Published on 12 October 2015
When you are making a new world order, it is important that you control what people hear, read and watch. This was also the case during the Nazi-occupation of Europe during world war 2. All kinds of cultural expressions in the countries Germany occupied, were therefore controlled, but in various ways.
Norway was occupied by Nazi Germany on the 9th of April, 1940. People who had followed the political development in Europe for a long time, knew what they were expecting and that all kinds of cultural expressions would be censored.
That is why Jakob Friis, knew what to do when the Germans arrived in Kristiansand. This is Statsarkivet and its staff evacuating the building with all the archives. The archives were placed in the vault of a bank an hours drive from here. This building was taken over by the Germans in 1940, but it was not until 1942 that the Gestapo started using it as their head quarters.

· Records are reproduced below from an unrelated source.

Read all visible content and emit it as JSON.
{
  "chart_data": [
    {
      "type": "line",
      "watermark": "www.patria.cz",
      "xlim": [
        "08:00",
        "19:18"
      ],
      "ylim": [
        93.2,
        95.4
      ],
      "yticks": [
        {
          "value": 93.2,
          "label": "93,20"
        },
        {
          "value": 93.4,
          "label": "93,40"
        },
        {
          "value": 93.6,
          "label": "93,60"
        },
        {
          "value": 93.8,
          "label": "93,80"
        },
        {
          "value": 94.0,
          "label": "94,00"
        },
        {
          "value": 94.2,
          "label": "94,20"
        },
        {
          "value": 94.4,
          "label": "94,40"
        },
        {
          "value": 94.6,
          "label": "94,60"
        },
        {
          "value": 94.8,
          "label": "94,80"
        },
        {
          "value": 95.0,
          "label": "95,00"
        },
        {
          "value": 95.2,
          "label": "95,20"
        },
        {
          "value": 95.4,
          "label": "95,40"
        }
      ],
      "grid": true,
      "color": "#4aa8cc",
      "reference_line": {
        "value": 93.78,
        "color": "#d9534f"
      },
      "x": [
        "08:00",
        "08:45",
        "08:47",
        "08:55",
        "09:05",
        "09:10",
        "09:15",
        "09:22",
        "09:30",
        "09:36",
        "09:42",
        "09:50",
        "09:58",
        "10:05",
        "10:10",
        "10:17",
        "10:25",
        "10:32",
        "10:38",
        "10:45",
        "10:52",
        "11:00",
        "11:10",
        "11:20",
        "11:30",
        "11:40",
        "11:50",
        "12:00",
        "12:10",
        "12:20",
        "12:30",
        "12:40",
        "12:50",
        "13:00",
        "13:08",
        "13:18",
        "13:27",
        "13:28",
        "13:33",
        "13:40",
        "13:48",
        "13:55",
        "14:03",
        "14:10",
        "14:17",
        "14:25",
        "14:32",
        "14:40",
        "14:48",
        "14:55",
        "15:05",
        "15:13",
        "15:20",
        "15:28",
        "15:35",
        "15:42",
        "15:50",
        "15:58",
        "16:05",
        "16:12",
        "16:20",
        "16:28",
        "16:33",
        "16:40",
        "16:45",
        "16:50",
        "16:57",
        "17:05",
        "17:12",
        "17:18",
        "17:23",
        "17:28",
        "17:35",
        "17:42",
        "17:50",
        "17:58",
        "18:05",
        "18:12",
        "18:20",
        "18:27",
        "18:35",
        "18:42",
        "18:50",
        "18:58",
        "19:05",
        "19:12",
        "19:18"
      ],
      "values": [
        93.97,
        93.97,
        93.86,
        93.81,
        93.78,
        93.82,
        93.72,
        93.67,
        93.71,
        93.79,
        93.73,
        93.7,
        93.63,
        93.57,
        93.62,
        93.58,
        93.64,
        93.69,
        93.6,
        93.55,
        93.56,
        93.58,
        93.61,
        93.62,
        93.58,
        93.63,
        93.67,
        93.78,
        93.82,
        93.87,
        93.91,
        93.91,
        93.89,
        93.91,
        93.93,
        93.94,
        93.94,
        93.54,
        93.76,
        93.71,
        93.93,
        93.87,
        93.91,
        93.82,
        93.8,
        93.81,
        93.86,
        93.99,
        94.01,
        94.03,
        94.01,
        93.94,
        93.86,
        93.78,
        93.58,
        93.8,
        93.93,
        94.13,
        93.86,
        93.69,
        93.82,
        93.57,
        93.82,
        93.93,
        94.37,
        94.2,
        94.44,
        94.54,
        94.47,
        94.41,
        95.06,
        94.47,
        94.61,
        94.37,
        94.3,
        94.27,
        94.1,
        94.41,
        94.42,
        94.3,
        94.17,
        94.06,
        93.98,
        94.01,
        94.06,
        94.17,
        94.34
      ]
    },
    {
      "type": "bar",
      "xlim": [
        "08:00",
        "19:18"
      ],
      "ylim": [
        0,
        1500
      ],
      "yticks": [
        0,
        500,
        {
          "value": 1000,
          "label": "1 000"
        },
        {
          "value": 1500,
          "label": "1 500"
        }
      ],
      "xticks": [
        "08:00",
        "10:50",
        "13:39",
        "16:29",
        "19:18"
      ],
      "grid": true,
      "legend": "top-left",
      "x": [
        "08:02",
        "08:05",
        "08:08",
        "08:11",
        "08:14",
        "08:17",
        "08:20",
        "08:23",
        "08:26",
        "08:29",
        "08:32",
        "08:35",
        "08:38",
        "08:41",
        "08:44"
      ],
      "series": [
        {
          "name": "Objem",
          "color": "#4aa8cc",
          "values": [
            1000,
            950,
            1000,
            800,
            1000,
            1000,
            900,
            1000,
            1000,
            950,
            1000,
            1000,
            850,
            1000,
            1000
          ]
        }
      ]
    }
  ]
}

The Germans established a Reichskommissariat, and collaborated more or less through the five years of occupation, with the Norwegian Nationalist government. In the beginning the Germans didn’t want to completely restrain Norwegian culture because they believed it had some value. The Norwegian culture was to be controlled, but not completely replaced by another. The Nazis wanted the right Norwegian cultural expressions to unfold. Soon they found that they had little cooperation from the Norwegian cultural workers, and gave up. The censorship and controlling of the culture, became more strict.
Forfatterforeningen, the Authors Union, soon felt the implications of the occupation. Less books were published, but more books read. Many of the Norwegian Authors were against the Germans and participated in the resistance movement, but we also had many authors and writers on the wrong side.
Knut Hamsun was perhaps the most influential and famous Norwegian author who openly supported the Nazis, and even went to Berlin to meet Hitler himself.
The Norwegian Nationalists made editions of the already existing lists from Germany over banned books soon after the occupation, and began working with removal of books from bookstores, libraries and publishing houses.
A story from the main library in Oslo, Deichmanske bibliotek, tells that the Gestapo came in civil to check shelves. Once there were found a forbidden book and one of the librarians had to go to the Gestapo office to be interrogated.
In Kristiansand several of the librarians at the public library were involved in resistance work. They also lended out books to people they could trust to take care of the books until time changed. Several public libraries had their collections removed and stored away, and they had to delete catalogue cards as well. These books should vanish. Only the bigger libraries could keep their forbidden books regarding science purposes.
One special case: Det røde bibliotek på Rjukan. This is the largest collection of «red» literature in Norway, and they have some very rare books in this collection. Workers literature, communistic literature.